Task: The task is to predict whether a given user will follow another specified user at a particular time.

References

[1] Alan Mislove, Massimiliano Marcon, Krishna P Gummadi, Peter Druschel, and Bobby Bhattacharjee. Measurement and analysis of online social networks. In Proceedings of the 7th ACM SIGCOMM conference on Internet measurement, pp. 29–42, 2007.

Patent

Graph: Patent[1] is a citation network dataset of U.S. patents, capturing the citation relationships between patents from 1963 to 1999. The dataset is organized as a non-bipartite graph where patents are nodes, and an edge represents a citation made by one patent to another at the time of publication.
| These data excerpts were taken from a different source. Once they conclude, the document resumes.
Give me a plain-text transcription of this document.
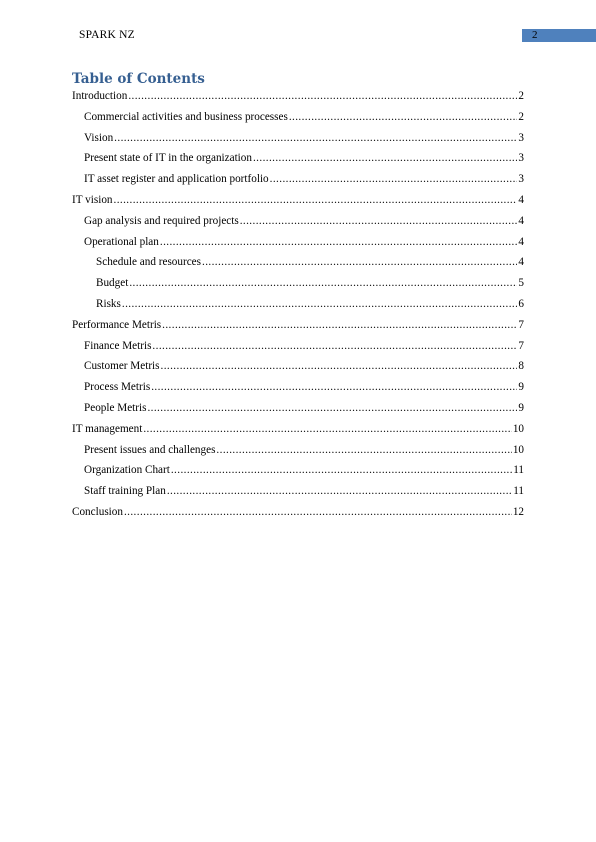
SPARK NZ	2
Table of Contents
Introduction .....	2
Commercial activities and business processes .....	2
Vision .....	3
Present state of IT in the organization .....	3
IT asset register and application portfolio .....	3
IT vision .....	4
Gap analysis and required projects .....	4
Operational plan .....	4
Schedule and resources .....	4
Budget .....	5
Risks .....	6
Performance Metris .....	7
Finance Metris .....	7
Customer Metris .....	8
Process Metris .....	9
People Metris .....	9
IT management .....	10
Present issues and challenges .....	10
Organization Chart .....	11
Staff training Plan .....	11
Conclusion .....	12
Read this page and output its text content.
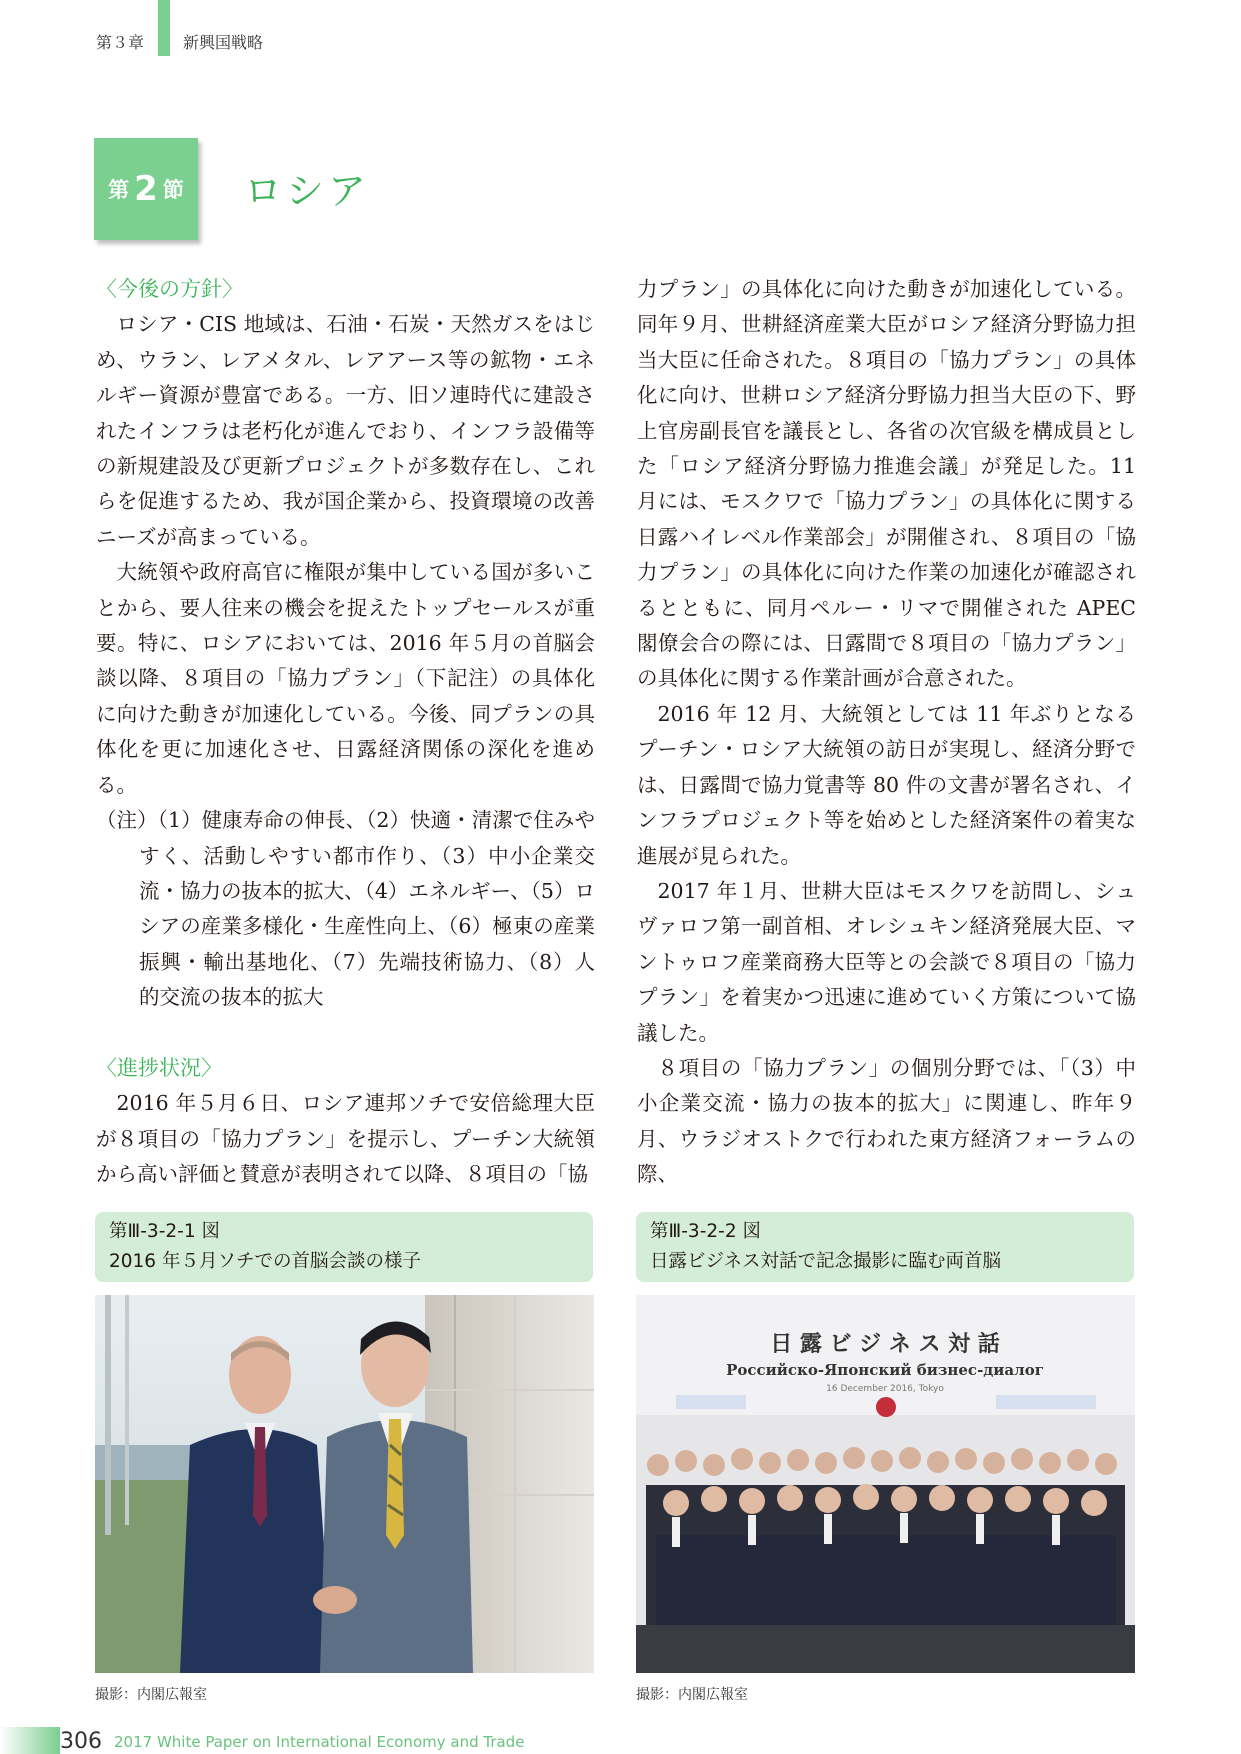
第３章 新興国戦略
第 2 節 ロシア

〈今後の方針〉

ロシア・CIS 地域は、石油・石炭・天然ガスをはじめ、ウラン、レアメタル、レアアース等の鉱物・エネルギー資源が豊富である。一方、旧ソ連時代に建設されたインフラは老朽化が進んでおり、インフラ設備等の新規建設及び更新プロジェクトが多数存在し、これらを促進するため、我が国企業から、投資環境の改善ニーズが高まっている。

大統領や政府高官に権限が集中している国が多いことから、要人往来の機会を捉えたトップセールスが重要。特に、ロシアにおいては、2016 年５月の首脳会談以降、８項目の「協力プラン」（下記注）の具体化に向けた動きが加速化している。今後、同プランの具体化を更に加速化させ、日露経済関係の深化を進める。

（注）（1）健康寿命の伸長、（2）快適・清潔で住みやすく、活動しやすい都市作り、（3）中小企業交流・協力の抜本的拡大、（4）エネルギー、（5）ロシアの産業多様化・生産性向上、（6）極東の産業振興・輸出基地化、（7）先端技術協力、（8）人的交流の抜本的拡大

〈進捗状況〉

2016 年５月６日、ロシア連邦ソチで安倍総理大臣が８項目の「協力プラン」を提示し、プーチン大統領から高い評価と賛意が表明されて以降、８項目の「協

力プラン」の具体化に向けた動きが加速化している。同年９月、世耕経済産業大臣がロシア経済分野協力担当大臣に任命された。８項目の「協力プラン」の具体化に向け、世耕ロシア経済分野協力担当大臣の下、野上官房副長官を議長とし、各省の次官級を構成員とした「ロシア経済分野協力推進会議」が発足した。11 月には、モスクワで「協力プラン」の具体化に関する日露ハイレベル作業部会」が開催され、８項目の「協力プラン」の具体化に向けた作業の加速化が確認されるとともに、同月ペルー・リマで開催された APEC 閣僚会合の際には、日露間で８項目の「協力プラン」の具体化に関する作業計画が合意された。

2016 年 12 月、大統領としては 11 年ぶりとなるプーチン・ロシア大統領の訪日が実現し、経済分野では、日露間で協力覚書等 80 件の文書が署名され、インフラプロジェクト等を始めとした経済案件の着実な進展が見られた。

2017 年１月、世耕大臣はモスクワを訪問し、シュヴァロフ第一副首相、オレシュキン経済発展大臣、マントゥロフ産業商務大臣等との会談で８項目の「協力プラン」を着実かつ迅速に進めていく方策について協議した。

８項目の「協力プラン」の個別分野では、「（3）中小企業交流・協力の抜本的拡大」に関連し、昨年９月、ウラジオストクで行われた東方経済フォーラムの際、

第Ⅲ-3-2-1 図
2016 年５月ソチでの首脳会談の様子
撮影：内閣広報室
第Ⅲ-3-2-2 図
日露ビジネス対話で記念撮影に臨む両首脳
日 露 ビ ジ ネ ス 対 話
Российско-Японский бизнес-диалог
16 December 2016, Tokyo
撮影：内閣広報室
306 2017 White Paper on International Economy and Trade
Task: The task is to predict whether a given patent will cite another given patent, given several of their established citations.

References

[1] Bronwyn H Hall, Adam B Jaffe, and Manuel Trajtenberg. The nber patent citation data file: Lessons, insights and methodological tools, 2001.

WikiLink

Graph: WikiLink[1,2] is a web link network dataset derived from Wikipedia, containing the hyperlink relationships between Wikipedia pages. This dataset is a non-bipartite graph, where pages are nodes and edges indicate hyperlinks established from one page to another at a given time.

Task: The task is to predict whether a given page will link to another given page at a given time.

References

[1] Paolo Boldi, Bruno Codenotti, Massimo Santini, and Sebastiano Vigna. Ubicrawler: A scalable fully distributed web crawler. Software: Practice and Experience, 34(8):711–726, 2004.

[2] Paolo Boldi, Marco Rosa, Massimo Santini, and Sebastiano Vigna. Layered label propagation: A multiresolution coordinate-free ordering for compressing social networks. In Proceedings of the 20th international conference on World Wide Web, pp. 587–596, 2011.